MAURICE STRONG, 68, and his wife, Hanne, fancy themselves quite the environmental couple. He was chairman of the far-out Earth Council, earning the nickname Father Earth. In 1992 he orchestrated the United Nations Earth Summit, which called on the developed world to fork over, for its environmental sins, $600 billion to the Third World.

Together the Strongs run the private Manitou Foundation. A gathering place for religious sects (Hanne is into "spiritual interests"), it backs, among other things, research into ethnobotany-the interactions between humans and plants.

Odd stuff, yes. But odder still is Strong's business career, which has been marked by one misfortune after another. To many of those who know him for his U.N. and environmental work, Strong's business affairs are a bit of a mystery.

Nevertheless, Strong's a chap to be reckoned with. Congress says that without belt-tightening the U.N. can kiss good-bye $1.3 billion in back U.S. dues. He is the driving force behind a U.N. reorganization plan aimed at dealing with Congress' objections.

Strong's solution is hardly draconian: Add a layer of management, cut costs, and abolish redundant jobs through attrition. "Underwhelming," grouses Morris Abram, president of Geneva-based U.N. Watch.

While that controversy rages, Strong is up to his eyeballs in Molten Metal Technology, a busted handler of hazardous waste notorious for its flaky technology and ties to presidential hopeful Al Gore (FORBES, Jan. 22, 1996 and Apr. 21, 1997). A big contributor to Gore's campaigns, Molten Metals has surfaced in the Senate hearings on corrupt campaign financing.

A member of Molten's board, Strong sold some shares at around $31 apiece a month prior to the stock's October 1996 collapse. Today the stock is at 13 cents a share and Strong is being sued by San Diego class-action shark Milberg Weiss.

This mixture of do-goodism and obvious self-interest got his start in the oil business. By his 30s he had made millions in small energy companies, rising to become president of Power Corporation, a Montreal holding company. In 1976 he ran Petro Canada, the national oil company.

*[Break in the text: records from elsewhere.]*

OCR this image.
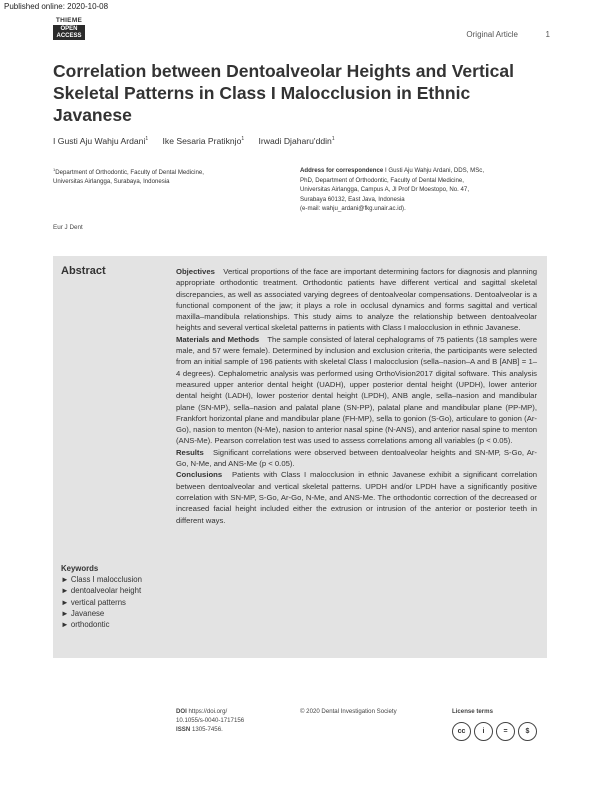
Published online: 2020-10-08
THIEME
OPEN
ACCESS	Original Article	1
Correlation between Dentoalveolar Heights and Vertical Skeletal Patterns in Class I Malocclusion in Ethnic Javanese
I Gusti Aju Wahju Ardani$^1$ Ike Sesaria Pratiknjo$^1$ Irwadi Djaharu'ddin$^1$
$^1$Department of Orthodontic, Faculty of Dental Medicine,
Universitas Airlangga, Surabaya, Indonesia
Address for correspondence I Gusti Aju Wahju Ardani, DDS, MSc,
PhD, Department of Orthodontic, Faculty of Dental Medicine,
Universitas Airlangga, Campus A, Jl Prof Dr Moestopo, No. 47,
Surabaya 60132, East Java, Indonesia
(e-mail: wahju_ardani@fkg.unair.ac.id).
Eur J Dent
Abstract
Keywords
► Class I malocclusion
► dentoalveolar height
► vertical patterns
► Javanese
► orthodontic

Objectives Vertical proportions of the face are important determining factors for diagnosis and planning appropriate orthodontic treatment. Orthodontic patients have different vertical and sagittal skeletal discrepancies, as well as associated varying degrees of dentoalveolar compensations. Dentoalveolar is a functional component of the jaw; it plays a role in occlusal dynamics and forms sagittal and vertical maxilla–mandibula relationships. This study aims to analyze the relationship between dentoalveolar heights and several vertical skeletal patterns in patients with Class I malocclusion in ethnic Javanese.

Materials and Methods The sample consisted of lateral cephalograms of 75 patients (18 samples were male, and 57 were female). Determined by inclusion and exclusion criteria, the participants were selected from an initial sample of 196 patients with skeletal Class I malocclusion (sella–nasion–A and B [ANB] = 1–4 degrees). Cephalometric analysis was performed using OrthoVision2017 digital software. This analysis measured upper anterior dental height (UADH), upper posterior dental height (UPDH), lower anterior dental height (LADH), lower posterior dental height (LPDH), ANB angle, sella–nasion and mandibular plane (SN-MP), sella–nasion and palatal plane (SN-PP), palatal plane and mandibular plane (PP-MP), Frankfort horizontal plane and mandibular plane (FH-MP), sella to gonion (S-Go), articulare to gonion (Ar-Go), nasion to menton (N-Me), nasion to anterior nasal spine (N-ANS), and anterior nasal spine to menton (ANS-Me). Pearson correlation test was used to assess correlations among all variables (p < 0.05).

Results Significant correlations were observed between dentoalveolar heights and SN-MP, S-Go, Ar-Go, N-Me, and ANS-Me (p < 0.05).

Conclusions Patients with Class I malocclusion in ethnic Javanese exhibit a significant correlation between dentoalveolar and vertical skeletal patterns. UPDH and/or LPDH have a significantly positive correlation with SN-MP, S-Go, Ar-Go, N-Me, and ANS-Me. The orthodontic correction of the decreased or increased facial height included either the extrusion or intrusion of the anterior or posterior teeth in different ways.

DOI https://doi.org/
10.1055/s-0040-1717156
ISSN 1305-7456.
© 2020 Dental Investigation Society	License terms
cc	i	=	$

By 1981 he had moved on to Denver oil promoter AZL Resources, where, as chairman and the largest shareholder, he was sued for allegedly hyping the stock ahead of a merger that eventually failed. Strong says he settled for $4.2 million at the insistence of his insurance company.

Nonetheless Strong came out a winner. AZL, which owned a number of western ranches, merged with oil refiner Tosco Corp. in 1983. Tosco unloaded some AZL ranch land at fire sale prices, and Strong got the Baca Ranch-160,000 acres in south central Colorado. Today Baca houses the Manitou Foundation.

Back at the ranch he started American Water Development Inc. to grow high-protein grains. Soon the plan became a scheme to pump water from under Baca to Denver suburbs, an idea that the locals said would harm the ecosystem. Caught between his reputation as an environmentalist and his pocketbook, Strong bailed. "My partners called me softheaded," he says.

His next major business venture was equally controversial. In 1992 he became chairman of Ontario Hydro, North America's largest utility. One of his stranger recommendations: that Hydro buy a 31,000-acre Costa Rican rain forest. Why? Strong said the deal was fair compensation for the harm Hydro was doing to the local environment. By happenstance he owned a hotel that catered to ecotourists in the same country.

So how did Strong come to be picked to reengineer the U.N.? The way we hear it, former secretary general Boutros Boutros-Ghali wanted to recruit someone close to the current Administration. Strong, Al Gore's pal, fit the bill. Boutros-Ghali was tossed out last year, but his successor, Kofi Annan, allowed Strong to stay on.

Strong says he doesn't want the U.N.'s head honcho's job. His mission, he says, is to save the planet from industry's depredations. Will the real Maurice Strong please stand up?